On Buchanan Highway: Bad Road Condition hinders Free Movement
Story Culled from The Analyst
Commercial drivers plying the road from Monrovia to Buchanan, Grand Bassa County are finding it increasingly difficult to travel to the port city of Buchanan due to deplorable road condition and as a result, that part of the country may soon be cut off from the rest of the Liberia if nothing is done to address the situation.
According to our reporter who just returned from the city, commercial vehicles that usually ply the road are finding it very hard to get to Buchanan because, he said, the road condition is appalling and it needs urgent attention.

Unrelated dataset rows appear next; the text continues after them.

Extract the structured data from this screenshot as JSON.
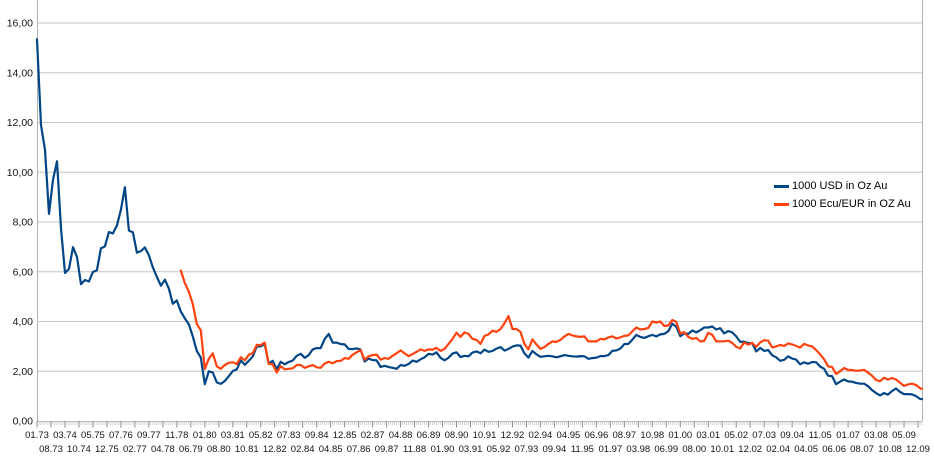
{
  "chart_data": {
    "type": "line",
    "title": "",
    "grid": true,
    "legend_position": "right-center",
    "ylim": [
      0,
      16
    ],
    "y_tick_labels": [
      "16,00",
      "14,00",
      "12,00",
      "10,00",
      "8,00",
      "6,00",
      "4,00",
      "2,00",
      "0,00"
    ],
    "x_tick_labels_row1": [
      "01.73",
      "03.74",
      "05.75",
      "07.76",
      "09.77",
      "11.78",
      "01.80",
      "03.81",
      "05.82",
      "07.83",
      "09.84",
      "12.85",
      "02.87",
      "04.88",
      "06.89",
      "08.90",
      "10.91",
      "12.92",
      "02.94",
      "04.95",
      "06.96",
      "08.97",
      "10.98",
      "01.00",
      "03.01",
      "05.02",
      "07.03",
      "09.04",
      "11.05",
      "01.07",
      "03.08",
      "05.09"
    ],
    "x_tick_labels_row2": [
      "08.73",
      "10.74",
      "12.75",
      "02.77",
      "04.78",
      "06.79",
      "08.80",
      "10.81",
      "12.82",
      "02.84",
      "04.85",
      "07.86",
      "09.87",
      "11.88",
      "01.90",
      "03.91",
      "05.92",
      "07.93",
      "09.94",
      "11.95",
      "01.97",
      "03.98",
      "06.99",
      "08.00",
      "10.01",
      "12.02",
      "02.04",
      "04.05",
      "06.06",
      "08.07",
      "10.08",
      "12.09"
    ],
    "x_range_months": 443,
    "sampling_note": "values sampled every 2 months from start date; final value is Dec 2009",
    "series": [
      {
        "name": "1000 USD in Oz Au",
        "color": "#004586",
        "start_year": 1973,
        "start_month": 1,
        "step_months": 2,
        "values": [
          15.34,
          11.9,
          10.9,
          8.33,
          9.7,
          10.44,
          7.75,
          5.95,
          6.12,
          6.99,
          6.59,
          5.5,
          5.67,
          5.61,
          5.99,
          6.06,
          6.94,
          7.02,
          7.6,
          7.54,
          7.86,
          8.49,
          9.4,
          7.66,
          7.58,
          6.77,
          6.83,
          6.98,
          6.66,
          6.17,
          5.79,
          5.44,
          5.68,
          5.32,
          4.71,
          4.85,
          4.4,
          4.13,
          3.89,
          3.4,
          2.82,
          2.55,
          1.48,
          2.0,
          1.95,
          1.55,
          1.49,
          1.61,
          1.8,
          2.01,
          2.08,
          2.44,
          2.26,
          2.42,
          2.6,
          3.0,
          3.0,
          3.1,
          2.3,
          2.42,
          2.08,
          2.38,
          2.28,
          2.37,
          2.43,
          2.62,
          2.7,
          2.54,
          2.65,
          2.88,
          2.93,
          2.93,
          3.3,
          3.5,
          3.15,
          3.15,
          3.09,
          3.08,
          2.9,
          2.89,
          2.92,
          2.87,
          2.39,
          2.51,
          2.45,
          2.44,
          2.17,
          2.22,
          2.17,
          2.14,
          2.1,
          2.25,
          2.22,
          2.29,
          2.43,
          2.38,
          2.48,
          2.56,
          2.7,
          2.67,
          2.76,
          2.54,
          2.44,
          2.54,
          2.71,
          2.76,
          2.57,
          2.62,
          2.6,
          2.75,
          2.8,
          2.72,
          2.87,
          2.78,
          2.82,
          2.91,
          2.97,
          2.83,
          2.9,
          2.99,
          3.04,
          3.03,
          2.72,
          2.55,
          2.82,
          2.68,
          2.58,
          2.6,
          2.62,
          2.6,
          2.56,
          2.6,
          2.65,
          2.62,
          2.6,
          2.59,
          2.61,
          2.6,
          2.5,
          2.53,
          2.55,
          2.61,
          2.61,
          2.65,
          2.82,
          2.84,
          2.91,
          3.09,
          3.1,
          3.27,
          3.46,
          3.38,
          3.34,
          3.41,
          3.46,
          3.4,
          3.48,
          3.5,
          3.61,
          3.91,
          3.79,
          3.41,
          3.52,
          3.5,
          3.64,
          3.56,
          3.65,
          3.76,
          3.76,
          3.8,
          3.68,
          3.73,
          3.52,
          3.62,
          3.56,
          3.4,
          3.18,
          3.19,
          3.13,
          3.13,
          2.8,
          2.94,
          2.82,
          2.85,
          2.64,
          2.56,
          2.42,
          2.46,
          2.6,
          2.51,
          2.47,
          2.28,
          2.36,
          2.3,
          2.37,
          2.36,
          2.19,
          2.1,
          1.82,
          1.8,
          1.48,
          1.58,
          1.67,
          1.59,
          1.58,
          1.53,
          1.5,
          1.5,
          1.4,
          1.24,
          1.12,
          1.03,
          1.12,
          1.06,
          1.2,
          1.31,
          1.17,
          1.08,
          1.08,
          1.07,
          1.0,
          0.89,
          0.88
        ]
      },
      {
        "name": "1000 Ecu/EUR in OZ Au",
        "color": "#ff420e",
        "start_year": 1979,
        "start_month": 1,
        "step_months": 2,
        "values": [
          6.05,
          5.55,
          5.2,
          4.7,
          3.9,
          3.65,
          2.1,
          2.5,
          2.72,
          2.2,
          2.1,
          2.25,
          2.34,
          2.36,
          2.29,
          2.56,
          2.44,
          2.66,
          2.73,
          3.06,
          3.05,
          3.15,
          2.3,
          2.27,
          1.95,
          2.2,
          2.08,
          2.1,
          2.12,
          2.25,
          2.25,
          2.14,
          2.2,
          2.25,
          2.16,
          2.14,
          2.31,
          2.38,
          2.32,
          2.41,
          2.42,
          2.53,
          2.5,
          2.66,
          2.76,
          2.85,
          2.46,
          2.6,
          2.65,
          2.67,
          2.47,
          2.53,
          2.5,
          2.62,
          2.72,
          2.84,
          2.72,
          2.61,
          2.69,
          2.78,
          2.88,
          2.82,
          2.88,
          2.87,
          2.94,
          2.82,
          2.9,
          3.1,
          3.3,
          3.55,
          3.38,
          3.56,
          3.5,
          3.3,
          3.26,
          3.1,
          3.42,
          3.48,
          3.63,
          3.58,
          3.7,
          3.93,
          4.22,
          3.7,
          3.7,
          3.58,
          3.1,
          2.88,
          3.28,
          3.08,
          2.9,
          2.97,
          3.1,
          3.2,
          3.18,
          3.26,
          3.4,
          3.5,
          3.44,
          3.4,
          3.38,
          3.4,
          3.2,
          3.2,
          3.2,
          3.3,
          3.28,
          3.36,
          3.4,
          3.32,
          3.36,
          3.42,
          3.44,
          3.6,
          3.76,
          3.68,
          3.7,
          3.74,
          4.0,
          3.96,
          4.0,
          3.82,
          3.84,
          4.06,
          3.98,
          3.51,
          3.57,
          3.38,
          3.3,
          3.34,
          3.2,
          3.22,
          3.54,
          3.47,
          3.2,
          3.2,
          3.2,
          3.23,
          3.14,
          2.98,
          2.92,
          3.16,
          3.07,
          3.14,
          2.98,
          3.16,
          3.25,
          3.23,
          2.96,
          3.0,
          3.06,
          3.02,
          3.12,
          3.08,
          3.02,
          2.95,
          3.1,
          3.04,
          3.0,
          2.85,
          2.68,
          2.48,
          2.2,
          2.17,
          1.89,
          2.0,
          2.13,
          2.05,
          2.05,
          2.02,
          2.03,
          2.06,
          1.94,
          1.82,
          1.65,
          1.6,
          1.74,
          1.67,
          1.73,
          1.67,
          1.54,
          1.41,
          1.47,
          1.5,
          1.45,
          1.32,
          1.29
        ]
      }
    ]
  },
  "colors": {
    "background": "#ffffff",
    "gridline": "#c6c6c6",
    "axis": "#b1b1b1",
    "tick_minor": "#c9c9c9",
    "tick_major": "#8c8c8c",
    "text": "#141414",
    "series_usd": "#004586",
    "series_eur": "#ff420e"
  }
}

Most of the commercial drivers who spoke to our reporter said, their refusal to travel to the city must not be seen as people who are not kind to passengers, instead it is intended to safeguard their vehicles from been crushed in the mud, something they said, would negatively impact their survival.
According to our reporter, the government approved fees for travelling to the city from Monrovia is between LD$350 - LD$400 but, he said, some commercial drivers are charging twice the approved fair. Our Buchanan correspondent also revealed that some commercial drivers are charging passengers from Monrovia to Buchanan between LD$500 - LD$700 per passenger, while others are charging close to LD$1000 along with extra fees being charged for luggage.
Meanwhile, Commercial drivers plying the road are reportedly lacked out in confusion over the exorbitant fees and as the result that, most drivers have parked their vehicles leaving several travelers to be stranded at packing stations. Some of the stranded passengers told our Buchanan correspondent that they were finding it increasingly complicated to get to their homes, as the result of the terrible road conditions, describing the situation as totally unacceptable.
They said, the Buchanan road needs total rehabilitation, and if nothing is done to recondition the road in the shortest possible time, it would undermine the government’s poverty reduction Program in the county, they stressed.